Notes de bas de page
[2] WSC Legal, en collaboration avec Jones Day, a conseillé un créancier des actionnaires minoritaires, qui faisait l’objet d’une procédure de faillite involontaire en Espagne.
[3] Les entreprises Petersen étaient étroitement liées au gouvernement par des contrats de travaux publics et des accords bancaires mutuellement avantageux, depuis l’époque où Néstor Kirchner était gouverneur de la province de Santa Cruz (1991-2003) jusqu’à sa présidence et celle de Cristina Fernandez de Kirchner. Voir https://www.lanacion.com.ar/economia/eskenazi-un-constructor-y-banquero-amigo-de-kirchner-nid973367/ and https://www.revistaei.cl/2012/04/21/familia-eskenazi-los-socios-argentinos-que-cristina-fernandez-dejo-en-ypf/#.
[4] Privatisée en 1993, YPF a été une entreprise publique pendant la plus grande partie de son histoire. La présidente Fernández de Kirchner a soutenu que la renationalisation était un moyen pour le pays de recouvrer la souveraineté sur ses ressources naturelles et elle et ses alliés ont considéré Petrobras, le géant pétrolier public brésilien, comme un modèle pour l’Argentine. Selon eux, Repsol versait des dividendes excessifs et, en sous-investissant dans la production, ne parvenait pas à répondre aux besoins énergétiques du pays. L’expropriation d’YPF a eu lieu peu après la découverte de vastes gisements de gaz et de pétrole de schiste à Vaca Muerta, une formation du bassin de Neuquén, un autre facteur qui a motivé le choix du moment.

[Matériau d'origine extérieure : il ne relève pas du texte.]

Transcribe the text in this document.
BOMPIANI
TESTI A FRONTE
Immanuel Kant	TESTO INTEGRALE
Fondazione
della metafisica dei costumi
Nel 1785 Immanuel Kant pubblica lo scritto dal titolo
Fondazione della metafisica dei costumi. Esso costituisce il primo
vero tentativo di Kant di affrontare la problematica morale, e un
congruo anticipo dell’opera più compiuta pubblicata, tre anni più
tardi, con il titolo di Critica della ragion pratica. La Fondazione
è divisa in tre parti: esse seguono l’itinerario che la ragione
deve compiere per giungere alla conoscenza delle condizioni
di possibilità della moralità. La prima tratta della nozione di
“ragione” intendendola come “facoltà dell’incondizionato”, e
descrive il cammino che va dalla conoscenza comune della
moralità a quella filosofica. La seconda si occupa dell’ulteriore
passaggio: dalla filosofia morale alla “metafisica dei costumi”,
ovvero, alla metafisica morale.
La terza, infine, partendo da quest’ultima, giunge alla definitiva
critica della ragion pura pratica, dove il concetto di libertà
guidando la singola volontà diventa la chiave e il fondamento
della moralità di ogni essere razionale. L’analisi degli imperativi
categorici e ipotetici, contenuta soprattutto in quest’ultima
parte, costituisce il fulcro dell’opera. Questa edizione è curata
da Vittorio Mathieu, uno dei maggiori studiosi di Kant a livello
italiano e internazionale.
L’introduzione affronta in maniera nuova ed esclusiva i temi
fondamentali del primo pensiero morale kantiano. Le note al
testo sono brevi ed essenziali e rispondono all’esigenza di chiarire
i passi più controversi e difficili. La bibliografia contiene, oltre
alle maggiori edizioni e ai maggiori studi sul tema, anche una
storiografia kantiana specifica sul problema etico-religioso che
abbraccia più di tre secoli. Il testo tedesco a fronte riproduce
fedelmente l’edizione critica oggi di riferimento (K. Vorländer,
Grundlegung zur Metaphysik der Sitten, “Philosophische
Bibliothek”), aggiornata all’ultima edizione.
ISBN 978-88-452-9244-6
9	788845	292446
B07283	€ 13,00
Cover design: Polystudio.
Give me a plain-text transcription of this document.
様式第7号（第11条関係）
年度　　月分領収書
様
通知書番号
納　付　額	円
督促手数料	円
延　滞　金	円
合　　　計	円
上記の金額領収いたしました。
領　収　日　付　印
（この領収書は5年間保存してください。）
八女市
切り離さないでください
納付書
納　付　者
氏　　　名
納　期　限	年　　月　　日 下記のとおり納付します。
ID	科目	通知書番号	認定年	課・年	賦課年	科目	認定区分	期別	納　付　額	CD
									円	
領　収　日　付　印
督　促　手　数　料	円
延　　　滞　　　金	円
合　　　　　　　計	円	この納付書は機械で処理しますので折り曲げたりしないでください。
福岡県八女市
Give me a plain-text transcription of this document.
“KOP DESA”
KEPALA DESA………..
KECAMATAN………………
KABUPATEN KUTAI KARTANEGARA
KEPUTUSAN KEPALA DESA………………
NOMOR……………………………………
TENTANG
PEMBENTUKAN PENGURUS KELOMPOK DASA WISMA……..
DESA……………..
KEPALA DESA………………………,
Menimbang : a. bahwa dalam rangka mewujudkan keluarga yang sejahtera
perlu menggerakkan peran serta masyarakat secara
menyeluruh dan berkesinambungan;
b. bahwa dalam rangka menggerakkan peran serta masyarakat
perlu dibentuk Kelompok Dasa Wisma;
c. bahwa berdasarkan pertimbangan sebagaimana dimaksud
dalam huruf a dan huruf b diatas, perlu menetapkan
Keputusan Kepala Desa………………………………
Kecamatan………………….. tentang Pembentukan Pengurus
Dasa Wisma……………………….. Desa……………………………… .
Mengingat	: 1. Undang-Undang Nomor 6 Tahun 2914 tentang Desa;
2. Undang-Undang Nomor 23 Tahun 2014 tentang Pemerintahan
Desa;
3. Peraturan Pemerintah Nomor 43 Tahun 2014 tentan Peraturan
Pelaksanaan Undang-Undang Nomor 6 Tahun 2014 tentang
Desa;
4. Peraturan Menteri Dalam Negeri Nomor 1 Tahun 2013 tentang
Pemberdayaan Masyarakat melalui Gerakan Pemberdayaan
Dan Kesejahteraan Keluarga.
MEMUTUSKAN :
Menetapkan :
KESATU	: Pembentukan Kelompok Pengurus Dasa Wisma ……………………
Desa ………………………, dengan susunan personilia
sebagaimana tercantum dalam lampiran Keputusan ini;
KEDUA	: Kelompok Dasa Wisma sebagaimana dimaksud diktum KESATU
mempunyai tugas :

[5]https://www.reuters.com/legal/litigation/column-this-billion-dollar-case-against-argentinas-ypf-wouldnt-exist-without-2023-04-03/ L’article note que le communiqué de presse de Burford du 2 avril « indique qu’avant d’ajouter les intérêts avant jugement, les réclamations de Petersen pourraient s’élever à 7,5 milliards de dollars, Burford étant censé récupérer 35 % ». Les dommages-intérêts d’Eton Park, avant intérêts, pourraient s’élever à 900 millions de dollars, dont Burford obtiendrait 70 % ».